Not (just) another Trump narrative

I’ve been thinking a lot about the jokes people make these days now that we are living in this modern age of discord. It seems as if the Late Night bits have become like Law and Order parodies. The news is even more disturbing and repetitive. I think most of us with sane heads know that it’s time to hunker down, go to the polls and call your Congress people. Since these narratives around our current state of political affairs are so numb, empty and stinging, I am going to be writing a few articles with stories that are different. These are the rare stories in the constant media feed that have made me feel differently about 45, the end of American Empire and bubbling global tensions that leave me in fear of disaster. This first one is a story about my Nana, Elaine.

Over break, I took my Nana out to lunch to a local sandwich shop in my hometown of Marblehead, MA. She is a small woman but she has a loud voice that fills up the room. I feel I should say, as to not sound like I’m trying to depict myself as the “dotting grandson,” one of the most important reasons I like to spend time with my Nana is that she is, and has always been, an unending source of unconditional love and support to me. For me, spending time with her is like spending time with the most optimistic voice in my head—only an elegant elderly Jewish woman. All I mean to say is, I think we both get a lot out of the deal.

After talking about my study abroad experience and school plans, we started talking about the current events and the now all too familiar somberness fell over us both. My Nana often brings written questions to our lunches and asks me about things she reads and hears on the news. It was very interesting to be as confused about the future as my grandparent. On television, elders are depicted as set, unwavering and comfortable. To hear my grandmother express the same confusions and disillusionment as I have was painful and scary. I told her that I felt like there were no more adults and she nodded. I felt unsettled at her agreement, I had expected a rebuttal.

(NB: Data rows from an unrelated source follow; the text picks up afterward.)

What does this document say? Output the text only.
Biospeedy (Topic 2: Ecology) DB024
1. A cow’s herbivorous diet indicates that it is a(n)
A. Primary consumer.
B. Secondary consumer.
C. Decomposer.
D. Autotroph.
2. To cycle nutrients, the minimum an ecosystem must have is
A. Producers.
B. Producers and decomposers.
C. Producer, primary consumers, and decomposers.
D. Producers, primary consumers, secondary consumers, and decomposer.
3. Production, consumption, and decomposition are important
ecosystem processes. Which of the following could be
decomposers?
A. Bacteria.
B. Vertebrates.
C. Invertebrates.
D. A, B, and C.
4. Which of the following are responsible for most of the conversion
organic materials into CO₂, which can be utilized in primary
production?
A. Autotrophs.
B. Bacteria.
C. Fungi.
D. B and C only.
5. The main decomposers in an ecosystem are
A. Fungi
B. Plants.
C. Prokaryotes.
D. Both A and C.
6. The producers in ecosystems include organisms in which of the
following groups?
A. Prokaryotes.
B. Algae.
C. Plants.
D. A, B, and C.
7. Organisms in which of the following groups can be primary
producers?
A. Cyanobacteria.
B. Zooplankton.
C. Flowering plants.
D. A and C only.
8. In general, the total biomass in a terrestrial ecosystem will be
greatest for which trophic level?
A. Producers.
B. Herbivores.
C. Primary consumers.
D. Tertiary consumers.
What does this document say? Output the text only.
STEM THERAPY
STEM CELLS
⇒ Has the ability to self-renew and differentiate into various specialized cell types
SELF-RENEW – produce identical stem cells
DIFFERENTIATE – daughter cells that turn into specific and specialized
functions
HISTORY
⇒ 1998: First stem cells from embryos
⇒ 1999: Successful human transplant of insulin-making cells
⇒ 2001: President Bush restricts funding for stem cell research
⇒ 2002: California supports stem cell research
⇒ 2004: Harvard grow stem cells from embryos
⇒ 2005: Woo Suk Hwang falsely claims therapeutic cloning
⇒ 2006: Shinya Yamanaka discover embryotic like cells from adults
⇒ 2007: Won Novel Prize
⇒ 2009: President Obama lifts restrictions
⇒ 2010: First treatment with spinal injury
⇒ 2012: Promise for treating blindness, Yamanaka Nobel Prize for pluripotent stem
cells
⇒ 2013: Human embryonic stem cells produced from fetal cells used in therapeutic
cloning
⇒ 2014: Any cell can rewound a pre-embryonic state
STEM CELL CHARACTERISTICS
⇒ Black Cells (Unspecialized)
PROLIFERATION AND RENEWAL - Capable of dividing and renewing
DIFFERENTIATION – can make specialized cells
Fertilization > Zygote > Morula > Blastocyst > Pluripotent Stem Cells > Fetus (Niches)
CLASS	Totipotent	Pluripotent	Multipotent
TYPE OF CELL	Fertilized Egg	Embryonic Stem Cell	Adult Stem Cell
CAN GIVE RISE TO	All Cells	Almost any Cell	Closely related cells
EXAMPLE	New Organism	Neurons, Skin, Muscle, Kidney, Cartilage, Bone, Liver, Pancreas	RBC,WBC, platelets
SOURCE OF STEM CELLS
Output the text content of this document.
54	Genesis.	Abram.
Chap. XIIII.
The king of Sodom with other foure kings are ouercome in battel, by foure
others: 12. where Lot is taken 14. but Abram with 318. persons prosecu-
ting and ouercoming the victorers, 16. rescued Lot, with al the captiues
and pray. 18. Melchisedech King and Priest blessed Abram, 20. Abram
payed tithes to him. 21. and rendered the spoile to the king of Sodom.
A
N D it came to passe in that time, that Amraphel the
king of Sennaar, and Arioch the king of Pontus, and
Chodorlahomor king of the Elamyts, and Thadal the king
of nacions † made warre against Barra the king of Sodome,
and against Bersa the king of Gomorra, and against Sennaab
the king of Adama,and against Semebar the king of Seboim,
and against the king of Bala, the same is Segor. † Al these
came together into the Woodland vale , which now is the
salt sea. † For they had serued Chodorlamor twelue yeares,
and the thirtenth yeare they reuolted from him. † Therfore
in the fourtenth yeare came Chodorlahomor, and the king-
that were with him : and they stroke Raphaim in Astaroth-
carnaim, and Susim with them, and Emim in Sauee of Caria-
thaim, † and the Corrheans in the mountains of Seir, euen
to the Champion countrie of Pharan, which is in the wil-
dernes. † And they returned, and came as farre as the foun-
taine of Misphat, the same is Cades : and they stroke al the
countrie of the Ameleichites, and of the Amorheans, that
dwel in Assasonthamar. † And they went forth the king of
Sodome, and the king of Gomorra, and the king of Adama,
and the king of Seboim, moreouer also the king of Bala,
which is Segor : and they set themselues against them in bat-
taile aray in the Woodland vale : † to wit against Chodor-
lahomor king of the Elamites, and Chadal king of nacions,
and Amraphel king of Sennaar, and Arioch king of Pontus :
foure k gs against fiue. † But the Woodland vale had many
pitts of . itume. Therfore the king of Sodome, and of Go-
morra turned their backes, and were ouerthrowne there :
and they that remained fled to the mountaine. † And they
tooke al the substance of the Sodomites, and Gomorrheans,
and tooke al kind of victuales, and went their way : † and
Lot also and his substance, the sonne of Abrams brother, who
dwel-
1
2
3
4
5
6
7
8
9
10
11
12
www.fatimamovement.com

Moments like these make me think about history. I am so privileged to be able to have a person like my Nana to talk to about these historic times we live in. She grew up in the Jewish immigrant community on the North Shore of Boston, worked as a school librarian and raised a full household of children with my late Grandfather in the same town where I grew up. She has seen in her lifetime awesome war, redemption, heartache and triumph, some of the greatest in our country’s history.

We were nearing the ends of our sandwiches and she sighed.

“I just want to be able to see him out of office. That’s all I want.”

My heart broke. My grandmother has had some health difficulties in recent months. I felt guilt for my country. I felt like my grandmother was let down by the American experiment that had delivered her an admirable life. The balancing act that our country maintained for so long toward progress under Obama has spiraled out of control and leaves our lives and the world in turmoil. Despite my Grandmother’s many privileges, the fractured ground of modern American political understanding has revealed all the ways we are failing our mission as Americans even to someone like her. DACA, the wall, s***hole countries, trans lives, black lives, one moral humiliation after another in this country. I know I am selfish for saying this, but I do not know if all American people deserve better than this. Hateful and willfully ignorant elements poison the rest of this house. Most of us want justice though even if we don’t all think we know how to achieve it. While those who monger fear and division may deserve a republic like this, I have a deep clarity in my understanding of justice that my grandmother deserves better than what our nation has become.